Notes and Conclusions
This is a bit rushed because it's at what I thought would be the tail end of about four days wall-clock time of hitting my head against metaphorical walls. It turns out to be a mixed bag; I did get my machine up and running, and I did manage to run a model inference on it, but I didn't manage to extend this to arbitrary models and tasks.
Firstly, larger models, like the huge Llama2, run out of memory during provisioning. Which makes sense, since I've only got 8GB of GPU room right now. Secondly, some models, like tortoise-tts, just outright error. If I docker logs --follow
them when making remote requests, I see odd memory errors causing server faults even when there is ample GPU space lying around for them to use. I'm not sure what to think about this.

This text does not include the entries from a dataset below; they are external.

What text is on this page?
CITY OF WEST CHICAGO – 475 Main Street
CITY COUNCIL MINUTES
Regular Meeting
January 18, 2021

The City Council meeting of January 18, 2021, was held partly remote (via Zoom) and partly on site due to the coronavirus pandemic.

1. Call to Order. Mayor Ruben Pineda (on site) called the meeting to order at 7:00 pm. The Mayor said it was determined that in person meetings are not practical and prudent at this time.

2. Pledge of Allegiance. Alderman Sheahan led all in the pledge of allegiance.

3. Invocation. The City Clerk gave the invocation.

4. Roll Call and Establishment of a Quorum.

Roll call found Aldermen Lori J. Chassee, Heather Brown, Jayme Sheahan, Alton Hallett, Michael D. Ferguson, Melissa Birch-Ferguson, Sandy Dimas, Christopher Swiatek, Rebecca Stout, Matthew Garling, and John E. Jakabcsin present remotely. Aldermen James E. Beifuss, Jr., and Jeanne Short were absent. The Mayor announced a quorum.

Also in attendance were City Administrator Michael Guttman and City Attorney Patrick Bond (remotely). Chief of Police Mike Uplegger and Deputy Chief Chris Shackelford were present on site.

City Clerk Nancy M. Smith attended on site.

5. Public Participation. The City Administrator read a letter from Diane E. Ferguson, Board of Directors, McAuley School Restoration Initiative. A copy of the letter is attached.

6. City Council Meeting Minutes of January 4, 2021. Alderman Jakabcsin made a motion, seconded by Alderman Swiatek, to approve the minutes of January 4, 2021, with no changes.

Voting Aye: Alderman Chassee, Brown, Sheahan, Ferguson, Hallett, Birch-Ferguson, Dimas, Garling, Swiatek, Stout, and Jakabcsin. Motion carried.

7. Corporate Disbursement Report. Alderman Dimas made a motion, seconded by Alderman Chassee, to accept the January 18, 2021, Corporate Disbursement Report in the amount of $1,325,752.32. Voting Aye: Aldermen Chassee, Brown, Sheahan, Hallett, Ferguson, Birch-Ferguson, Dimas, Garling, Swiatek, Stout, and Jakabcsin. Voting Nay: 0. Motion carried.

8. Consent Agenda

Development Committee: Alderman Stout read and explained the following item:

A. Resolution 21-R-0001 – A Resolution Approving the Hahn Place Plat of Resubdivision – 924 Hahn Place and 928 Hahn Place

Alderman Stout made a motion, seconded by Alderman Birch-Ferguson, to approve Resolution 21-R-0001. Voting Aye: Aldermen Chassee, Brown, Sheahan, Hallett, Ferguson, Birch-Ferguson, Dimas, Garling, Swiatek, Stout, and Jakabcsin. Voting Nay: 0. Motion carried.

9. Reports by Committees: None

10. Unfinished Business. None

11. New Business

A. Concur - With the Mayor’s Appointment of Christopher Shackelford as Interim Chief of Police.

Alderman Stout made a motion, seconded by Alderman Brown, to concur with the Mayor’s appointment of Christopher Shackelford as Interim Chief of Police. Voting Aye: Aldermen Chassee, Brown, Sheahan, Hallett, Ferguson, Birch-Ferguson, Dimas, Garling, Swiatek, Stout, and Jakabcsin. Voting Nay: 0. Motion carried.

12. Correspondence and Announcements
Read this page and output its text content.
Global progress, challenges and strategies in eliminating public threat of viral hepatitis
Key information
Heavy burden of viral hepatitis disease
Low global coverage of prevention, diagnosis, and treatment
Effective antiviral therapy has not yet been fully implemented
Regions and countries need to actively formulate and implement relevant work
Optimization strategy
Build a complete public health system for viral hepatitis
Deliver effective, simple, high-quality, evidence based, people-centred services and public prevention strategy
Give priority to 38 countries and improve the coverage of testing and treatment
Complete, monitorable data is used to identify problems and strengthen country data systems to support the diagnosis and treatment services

For these reasons, I'm going to dedicate the next little while to running models through huggingface
directly. I've only got limited experience there, nowhere near enough to do a writeup yet, but I've already got some rudimentary TTS models running properly. Because this completely ditches docker
in favor of memory locality, I'm going to provisionally toss all the criu
-and-cog
-related stuff from my machine-setup
scripts. docker
itself is staying, but I'm not going to put any effort into mitigating its' memory sandboxing consequences.
I'll let you know how the new model running plan goes.